La voix retentissante de son oncle le fait tressaillir. Il ne le voit pas dans le soleil qui l’oblige à plisser les yeux, mais il devine son expression exaspérée au ton de sa voix.

Douze ans à obéir au quart de tour sont ancrés en lui. Il bouge presque sans s’en rendre compte, se dirige vers le barrage et se joint à la foule, présente son sauf-conduit… laisse entrevoir la Corne sous son manteau quand on hésite à lui rendre le document… carre ses épaules sous le renard blanc qui orne son manteau.

- Ne regarde pas en arrière, Loup ! Va vers ce qui t'attend de l'autre côté de la Barrière – et vis pleinement !

La Porte de Fer s’ouvre largement et il s’enfonce dans l’obscurité sous l’arche de pierre, laissant derrière lui la vallée de l’Oublie et les montagnes où il a passé toute son enfance.

L’émotion l’étouffe, un brouillard de larmes l’aveugle. Il s’oblige à ne pas se retourner, mais c’est tellement dur qu’il lui semble que ses dents serrées vont se briser.

Puis, soudain, s’élève derrière lui, dans le brouhaha des gens et des roues et des animaux, le chant d’une alouette.

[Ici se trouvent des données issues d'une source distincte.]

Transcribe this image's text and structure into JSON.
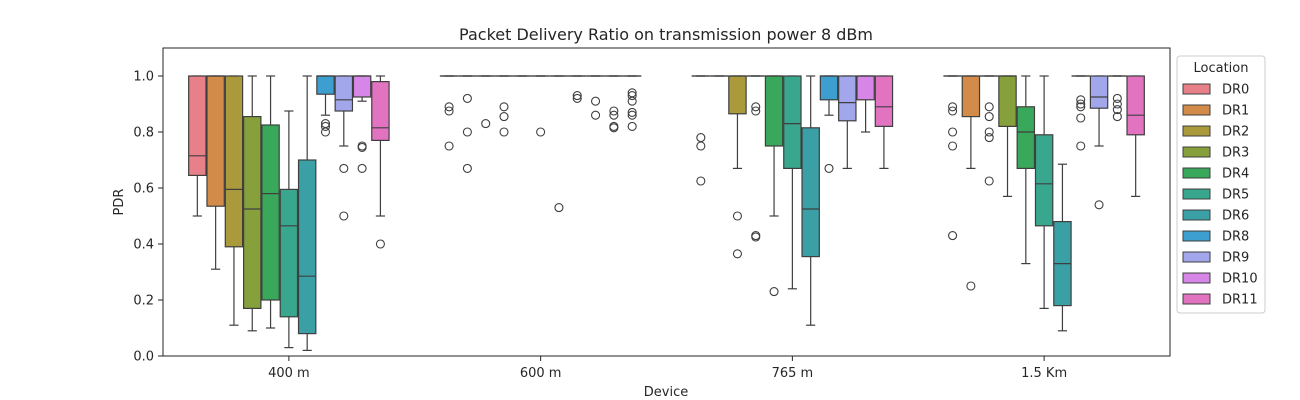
{
  "chart_data": {
    "type": "box",
    "title": "Packet Delivery Ratio on transmission power 8 dBm",
    "xlabel": "Device",
    "ylabel": "PDR",
    "ylim": [
      0,
      1.1
    ],
    "yticks": [
      0.0,
      0.2,
      0.4,
      0.6,
      0.8,
      1.0
    ],
    "ytick_labels": [
      "0.0",
      "0.2",
      "0.4",
      "0.6",
      "0.8",
      "1.0"
    ],
    "categories": [
      "400 m",
      "600 m",
      "765 m",
      "1.5 Km"
    ],
    "legend": {
      "title": "Location",
      "placement": "outside right"
    },
    "series": [
      {
        "name": "DR0",
        "color": "#e8808a",
        "boxes": [
          {
            "whislo": 0.5,
            "q1": 0.645,
            "med": 0.715,
            "q3": 1.0,
            "whishi": 1.0,
            "fliers": []
          },
          {
            "whislo": 1.0,
            "q1": 1.0,
            "med": 1.0,
            "q3": 1.0,
            "whishi": 1.0,
            "fliers": [
              0.89,
              0.875,
              0.75
            ]
          },
          {
            "whislo": 1.0,
            "q1": 1.0,
            "med": 1.0,
            "q3": 1.0,
            "whishi": 1.0,
            "fliers": [
              0.78,
              0.75,
              0.625
            ]
          },
          {
            "whislo": 1.0,
            "q1": 1.0,
            "med": 1.0,
            "q3": 1.0,
            "whishi": 1.0,
            "fliers": [
              0.89,
              0.875,
              0.8,
              0.75,
              0.43
            ]
          }
        ]
      },
      {
        "name": "DR1",
        "color": "#d38b4a",
        "boxes": [
          {
            "whislo": 0.31,
            "q1": 0.535,
            "med": 1.0,
            "q3": 1.0,
            "whishi": 1.0,
            "fliers": []
          },
          {
            "whislo": 1.0,
            "q1": 1.0,
            "med": 1.0,
            "q3": 1.0,
            "whishi": 1.0,
            "fliers": [
              0.92,
              0.8,
              0.67
            ]
          },
          {
            "whislo": 1.0,
            "q1": 1.0,
            "med": 1.0,
            "q3": 1.0,
            "whishi": 1.0,
            "fliers": []
          },
          {
            "whislo": 0.67,
            "q1": 0.855,
            "med": 1.0,
            "q3": 1.0,
            "whishi": 1.0,
            "fliers": [
              0.25
            ]
          }
        ]
      },
      {
        "name": "DR2",
        "color": "#ab9a3c",
        "boxes": [
          {
            "whislo": 0.11,
            "q1": 0.39,
            "med": 0.595,
            "q3": 1.0,
            "whishi": 1.0,
            "fliers": []
          },
          {
            "whislo": 1.0,
            "q1": 1.0,
            "med": 1.0,
            "q3": 1.0,
            "whishi": 1.0,
            "fliers": [
              0.83
            ]
          },
          {
            "whislo": 0.67,
            "q1": 0.865,
            "med": 1.0,
            "q3": 1.0,
            "whishi": 1.0,
            "fliers": [
              0.5,
              0.365
            ]
          },
          {
            "whislo": 1.0,
            "q1": 1.0,
            "med": 1.0,
            "q3": 1.0,
            "whishi": 1.0,
            "fliers": [
              0.89,
              0.855,
              0.8,
              0.78,
              0.625
            ]
          }
        ]
      },
      {
        "name": "DR3",
        "color": "#86a13c",
        "boxes": [
          {
            "whislo": 0.09,
            "q1": 0.17,
            "med": 0.525,
            "q3": 0.855,
            "whishi": 1.0,
            "fliers": []
          },
          {
            "whislo": 1.0,
            "q1": 1.0,
            "med": 1.0,
            "q3": 1.0,
            "whishi": 1.0,
            "fliers": [
              0.89,
              0.855,
              0.8
            ]
          },
          {
            "whislo": 1.0,
            "q1": 1.0,
            "med": 1.0,
            "q3": 1.0,
            "whishi": 1.0,
            "fliers": [
              0.89,
              0.875,
              0.43,
              0.425
            ]
          },
          {
            "whislo": 0.57,
            "q1": 0.82,
            "med": 1.0,
            "q3": 1.0,
            "whishi": 1.0,
            "fliers": []
          }
        ]
      },
      {
        "name": "DR4",
        "color": "#3aa85b",
        "boxes": [
          {
            "whislo": 0.1,
            "q1": 0.2,
            "med": 0.58,
            "q3": 0.825,
            "whishi": 1.0,
            "fliers": []
          },
          {
            "whislo": 1.0,
            "q1": 1.0,
            "med": 1.0,
            "q3": 1.0,
            "whishi": 1.0,
            "fliers": []
          },
          {
            "whislo": 0.5,
            "q1": 0.75,
            "med": 1.0,
            "q3": 1.0,
            "whishi": 1.0,
            "fliers": [
              0.23
            ]
          },
          {
            "whislo": 0.33,
            "q1": 0.67,
            "med": 0.8,
            "q3": 0.89,
            "whishi": 1.0,
            "fliers": []
          }
        ]
      },
      {
        "name": "DR5",
        "color": "#39a68e",
        "boxes": [
          {
            "whislo": 0.03,
            "q1": 0.14,
            "med": 0.465,
            "q3": 0.595,
            "whishi": 0.875,
            "fliers": []
          },
          {
            "whislo": 1.0,
            "q1": 1.0,
            "med": 1.0,
            "q3": 1.0,
            "whishi": 1.0,
            "fliers": [
              0.8
            ]
          },
          {
            "whislo": 0.24,
            "q1": 0.67,
            "med": 0.83,
            "q3": 1.0,
            "whishi": 1.0,
            "fliers": []
          },
          {
            "whislo": 0.17,
            "q1": 0.465,
            "med": 0.615,
            "q3": 0.79,
            "whishi": 1.0,
            "fliers": []
          }
        ]
      },
      {
        "name": "DR6",
        "color": "#3aa0a5",
        "boxes": [
          {
            "whislo": 0.02,
            "q1": 0.08,
            "med": 0.285,
            "q3": 0.7,
            "whishi": 1.0,
            "fliers": []
          },
          {
            "whislo": 1.0,
            "q1": 1.0,
            "med": 1.0,
            "q3": 1.0,
            "whishi": 1.0,
            "fliers": [
              0.53
            ]
          },
          {
            "whislo": 0.11,
            "q1": 0.355,
            "med": 0.525,
            "q3": 0.815,
            "whishi": 1.0,
            "fliers": []
          },
          {
            "whislo": 0.09,
            "q1": 0.18,
            "med": 0.33,
            "q3": 0.48,
            "whishi": 0.685,
            "fliers": []
          }
        ]
      },
      {
        "name": "DR8",
        "color": "#3d9fcf",
        "boxes": [
          {
            "whislo": 0.86,
            "q1": 0.935,
            "med": 1.0,
            "q3": 1.0,
            "whishi": 1.0,
            "fliers": [
              0.83,
              0.82,
              0.8
            ]
          },
          {
            "whislo": 1.0,
            "q1": 1.0,
            "med": 1.0,
            "q3": 1.0,
            "whishi": 1.0,
            "fliers": [
              0.93,
              0.92
            ]
          },
          {
            "whislo": 0.86,
            "q1": 0.915,
            "med": 1.0,
            "q3": 1.0,
            "whishi": 1.0,
            "fliers": [
              0.67
            ]
          },
          {
            "whislo": 1.0,
            "q1": 1.0,
            "med": 1.0,
            "q3": 1.0,
            "whishi": 1.0,
            "fliers": [
              0.915,
              0.9,
              0.89,
              0.85,
              0.75
            ]
          }
        ]
      },
      {
        "name": "DR9",
        "color": "#a2a7ec",
        "boxes": [
          {
            "whislo": 0.75,
            "q1": 0.875,
            "med": 0.915,
            "q3": 1.0,
            "whishi": 1.0,
            "fliers": [
              0.67,
              0.5
            ]
          },
          {
            "whislo": 1.0,
            "q1": 1.0,
            "med": 1.0,
            "q3": 1.0,
            "whishi": 1.0,
            "fliers": [
              0.91,
              0.86
            ]
          },
          {
            "whislo": 0.67,
            "q1": 0.84,
            "med": 0.905,
            "q3": 1.0,
            "whishi": 1.0,
            "fliers": []
          },
          {
            "whislo": 0.75,
            "q1": 0.885,
            "med": 0.925,
            "q3": 1.0,
            "whishi": 1.0,
            "fliers": [
              0.54
            ]
          }
        ]
      },
      {
        "name": "DR10",
        "color": "#d686e6",
        "boxes": [
          {
            "whislo": 0.91,
            "q1": 0.925,
            "med": 1.0,
            "q3": 1.0,
            "whishi": 1.0,
            "fliers": [
              0.75,
              0.745,
              0.67
            ]
          },
          {
            "whislo": 1.0,
            "q1": 1.0,
            "med": 1.0,
            "q3": 1.0,
            "whishi": 1.0,
            "fliers": [
              0.875,
              0.86,
              0.82,
              0.815
            ]
          },
          {
            "whislo": 0.8,
            "q1": 0.915,
            "med": 1.0,
            "q3": 1.0,
            "whishi": 1.0,
            "fliers": []
          },
          {
            "whislo": 1.0,
            "q1": 1.0,
            "med": 1.0,
            "q3": 1.0,
            "whishi": 1.0,
            "fliers": [
              0.92,
              0.9,
              0.88,
              0.855
            ]
          }
        ]
      },
      {
        "name": "DR11",
        "color": "#e173c1",
        "boxes": [
          {
            "whislo": 0.5,
            "q1": 0.77,
            "med": 0.815,
            "q3": 0.98,
            "whishi": 1.0,
            "fliers": [
              0.4
            ]
          },
          {
            "whislo": 1.0,
            "q1": 1.0,
            "med": 1.0,
            "q3": 1.0,
            "whishi": 1.0,
            "fliers": [
              0.94,
              0.93,
              0.91,
              0.87,
              0.86,
              0.82
            ]
          },
          {
            "whislo": 0.67,
            "q1": 0.82,
            "med": 0.89,
            "q3": 1.0,
            "whishi": 1.0,
            "fliers": []
          },
          {
            "whislo": 0.57,
            "q1": 0.79,
            "med": 0.86,
            "q3": 1.0,
            "whishi": 1.0,
            "fliers": []
          }
        ]
      }
    ]
  }
}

Loup s'arrête et ferme les yeux malgré les protestations des gens qui se bousculent autour de lui. Pendant qu'on le dépasse en râlant, il cherche dans son col la lanière de cuir à laquelle est toujours pendu l’appeau de son enfance, avec la perle de dragon de Capucine – et il siffle dedans de toutes ses forces, comme lorsqu’il était petit et qu’il ne savait pas encore l’utiliser.

Le tirlouit familier répond aussitôt, un son clair et léger, tranquille, teinté d’humour et d’un peu d'impatience.

Puis il s'efface doucement dans le vacarme du convoi sous la voûte. 

Loup rouvre les yeux. Il glisse l'appeau dans son col, assure sa main sur la sangle de son carquois et se met en marche avec confiance au milieu de cette foule d'inconnus. La lumière grandit peu à peu sous l’arche et l’odeur des sapins lui parvient déjà.

De l’autre côté de la frontière, la forêt paisible semble toute pareille à celle dans laquelle il a grandi et pourtant, rien n'est plus pareil.